Personalized Vaccine Promising When Added to Sunitinib in Patients with Metastatic Renal-Cell Carcinoma

San Francisco, CA—A personalized form of immunotherapy added to sunitinib (Sutent) treatment prolonged survival to beyond 30 months in almost half of patients with newly diagnosed, unfavorable-risk metastatic renal-cell carcinoma (mRCC), according to the results of an open-label phase 2 study presented at the 2012 Genitourinary Cancer Symposium. Only approximately 1 in 10 patients with unfavorable-risk mRCC treated with sunitinib, the standard first-line treatment for clear-cell mRCC, survive past 30 months. This new therapy, AGS-003, uses the patients’ own dendritic cells, loads them with mRNA amplified from a specimen of their tumor, and then re-introduces the cells into the body to stimulate the proliferation of cytotoxic T-lymphocytes targeted to each patient’s tumor, explained Robert A. Figlin, MD, Samuel Oschin Comprehensive Cancer Institute, Cedars- Sinai Medical Center, Los Angeles, CA. The amount of AGS-003 produced generates up to 5 years of treatment for each patient. “AGS-003 combined with sunitinib is designed to overcome the inherent immune suppression in the tumor microenvironment and stimulate a durable clinical and immunologic response to the patient’s tumor,” said Dr Figlin.

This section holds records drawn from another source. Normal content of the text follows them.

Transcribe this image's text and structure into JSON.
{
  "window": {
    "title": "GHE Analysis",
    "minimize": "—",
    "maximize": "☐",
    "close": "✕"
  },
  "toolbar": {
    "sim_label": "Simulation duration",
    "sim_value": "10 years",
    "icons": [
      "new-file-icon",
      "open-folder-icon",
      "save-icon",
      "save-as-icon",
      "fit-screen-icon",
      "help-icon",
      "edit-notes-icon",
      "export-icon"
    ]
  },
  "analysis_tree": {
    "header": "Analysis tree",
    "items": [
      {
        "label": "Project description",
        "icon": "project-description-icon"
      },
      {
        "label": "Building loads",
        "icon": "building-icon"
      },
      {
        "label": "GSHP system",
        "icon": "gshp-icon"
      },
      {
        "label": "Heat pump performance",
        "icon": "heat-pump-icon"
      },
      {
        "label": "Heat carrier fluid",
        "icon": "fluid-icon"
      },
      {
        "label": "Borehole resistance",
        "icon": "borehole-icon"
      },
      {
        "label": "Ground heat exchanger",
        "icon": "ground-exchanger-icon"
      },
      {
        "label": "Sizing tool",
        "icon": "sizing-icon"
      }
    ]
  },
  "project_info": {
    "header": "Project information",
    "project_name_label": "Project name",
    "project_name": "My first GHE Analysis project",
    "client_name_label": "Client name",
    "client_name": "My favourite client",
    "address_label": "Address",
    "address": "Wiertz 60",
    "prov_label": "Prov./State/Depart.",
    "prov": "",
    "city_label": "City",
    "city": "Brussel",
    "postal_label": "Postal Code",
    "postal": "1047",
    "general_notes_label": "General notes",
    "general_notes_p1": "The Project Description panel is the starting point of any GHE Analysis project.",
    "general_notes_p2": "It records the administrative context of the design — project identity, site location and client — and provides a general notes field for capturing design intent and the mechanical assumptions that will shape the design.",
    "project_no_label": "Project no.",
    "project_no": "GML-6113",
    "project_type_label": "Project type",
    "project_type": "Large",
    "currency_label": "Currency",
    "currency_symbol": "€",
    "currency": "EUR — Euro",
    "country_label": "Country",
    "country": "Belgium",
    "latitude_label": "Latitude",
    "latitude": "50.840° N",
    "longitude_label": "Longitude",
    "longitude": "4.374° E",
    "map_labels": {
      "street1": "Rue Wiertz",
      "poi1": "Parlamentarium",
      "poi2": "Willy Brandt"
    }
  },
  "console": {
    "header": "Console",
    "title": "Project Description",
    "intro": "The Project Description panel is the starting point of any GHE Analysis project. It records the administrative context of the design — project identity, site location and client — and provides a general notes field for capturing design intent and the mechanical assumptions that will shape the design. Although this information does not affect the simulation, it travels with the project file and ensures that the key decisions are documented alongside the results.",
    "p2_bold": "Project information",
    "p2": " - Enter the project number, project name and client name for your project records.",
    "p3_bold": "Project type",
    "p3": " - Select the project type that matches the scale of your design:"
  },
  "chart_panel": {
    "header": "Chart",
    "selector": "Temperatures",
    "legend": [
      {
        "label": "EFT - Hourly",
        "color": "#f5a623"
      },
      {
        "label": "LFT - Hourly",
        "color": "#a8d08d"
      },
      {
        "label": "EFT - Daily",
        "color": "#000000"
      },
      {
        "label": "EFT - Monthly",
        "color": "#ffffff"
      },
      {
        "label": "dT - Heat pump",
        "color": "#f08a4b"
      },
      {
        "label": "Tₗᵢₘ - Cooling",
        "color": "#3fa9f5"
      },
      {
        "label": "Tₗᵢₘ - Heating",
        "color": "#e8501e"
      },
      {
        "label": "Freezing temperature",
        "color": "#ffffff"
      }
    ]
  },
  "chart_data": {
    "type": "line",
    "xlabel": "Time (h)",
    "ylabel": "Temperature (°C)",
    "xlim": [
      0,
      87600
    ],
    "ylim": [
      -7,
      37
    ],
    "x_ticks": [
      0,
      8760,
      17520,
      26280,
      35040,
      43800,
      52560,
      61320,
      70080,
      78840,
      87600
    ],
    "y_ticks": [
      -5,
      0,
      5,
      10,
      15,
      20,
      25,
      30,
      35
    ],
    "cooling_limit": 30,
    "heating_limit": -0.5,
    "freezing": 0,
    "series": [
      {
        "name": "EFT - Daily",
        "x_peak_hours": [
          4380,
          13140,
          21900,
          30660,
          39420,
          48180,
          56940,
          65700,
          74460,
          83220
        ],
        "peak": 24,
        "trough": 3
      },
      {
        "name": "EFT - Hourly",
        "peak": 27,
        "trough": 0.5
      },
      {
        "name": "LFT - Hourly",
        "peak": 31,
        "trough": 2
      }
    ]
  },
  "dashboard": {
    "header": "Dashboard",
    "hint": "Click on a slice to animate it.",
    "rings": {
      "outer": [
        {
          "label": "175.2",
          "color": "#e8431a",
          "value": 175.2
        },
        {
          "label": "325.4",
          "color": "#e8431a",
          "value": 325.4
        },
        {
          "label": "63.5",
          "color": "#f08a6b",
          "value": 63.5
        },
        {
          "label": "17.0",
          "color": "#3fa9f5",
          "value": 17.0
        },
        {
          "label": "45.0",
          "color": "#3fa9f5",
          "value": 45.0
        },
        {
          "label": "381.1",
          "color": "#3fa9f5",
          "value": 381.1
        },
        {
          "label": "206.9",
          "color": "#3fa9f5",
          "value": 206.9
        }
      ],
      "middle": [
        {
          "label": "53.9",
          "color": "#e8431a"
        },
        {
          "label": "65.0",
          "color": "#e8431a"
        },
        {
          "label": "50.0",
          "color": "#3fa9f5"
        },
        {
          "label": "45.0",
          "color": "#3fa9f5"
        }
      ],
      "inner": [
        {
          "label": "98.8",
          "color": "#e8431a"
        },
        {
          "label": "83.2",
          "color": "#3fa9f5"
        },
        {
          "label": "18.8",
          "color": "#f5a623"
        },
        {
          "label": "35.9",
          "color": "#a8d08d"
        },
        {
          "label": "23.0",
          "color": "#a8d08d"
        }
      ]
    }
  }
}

To this end, AGS-003 with sunitinib was tested in 21 adults with newly diagnosed mRCC who received no previous systemic therapy. All patients had intermediate- or poor-risk disease according to various criteria. Patients received sunitinib (4 weeks on, 2 weeks off) combined with AGS-003 (5 doses, used 3 weeks apart, and then every 12 weeks) until disease progression. Among this group, 38% of patients demonstrated an objective (partial) response, and 73% of evaluable patients showed an immunologic response (ie, increases in the numbers of CD28-positive, CD45RA-negative T-cells). The estimated median overall survival (OS) was 29.3 months, and progression-free survival (PFS) was 11.2 months. By comparison, the PFS for sunitinib alone in similar patients is approximately 6 months, Dr Figlin noted.

“The addition of AGS-003 to sunitinib is associated with encouraging long-term OS beyond 30 months,” he said. Some 43% of the patients receiving the dual agents achieved an OS beyond 30 months. Recent data indicate that approximately 13% of patients with nonfavorable-risk mRCC treated with sunitinib survive beyond 30 months. To date, the 21 patients have received more than 150 doses of AGS- 003. The observed adverse events were consistent with the experience with single-agent sunitinib in this disease. The only adverse event attributable to AGS-003 was grade 1 injection-site reactions. No patients showed evidence of emergent autoimmune disease. These results support a planned international randomized phase 3 study that will compare AGS-003 plus standard therapy to standard therapy alone in 450 planned patients with newly diagnosed mRCC, Dr Figlin stated.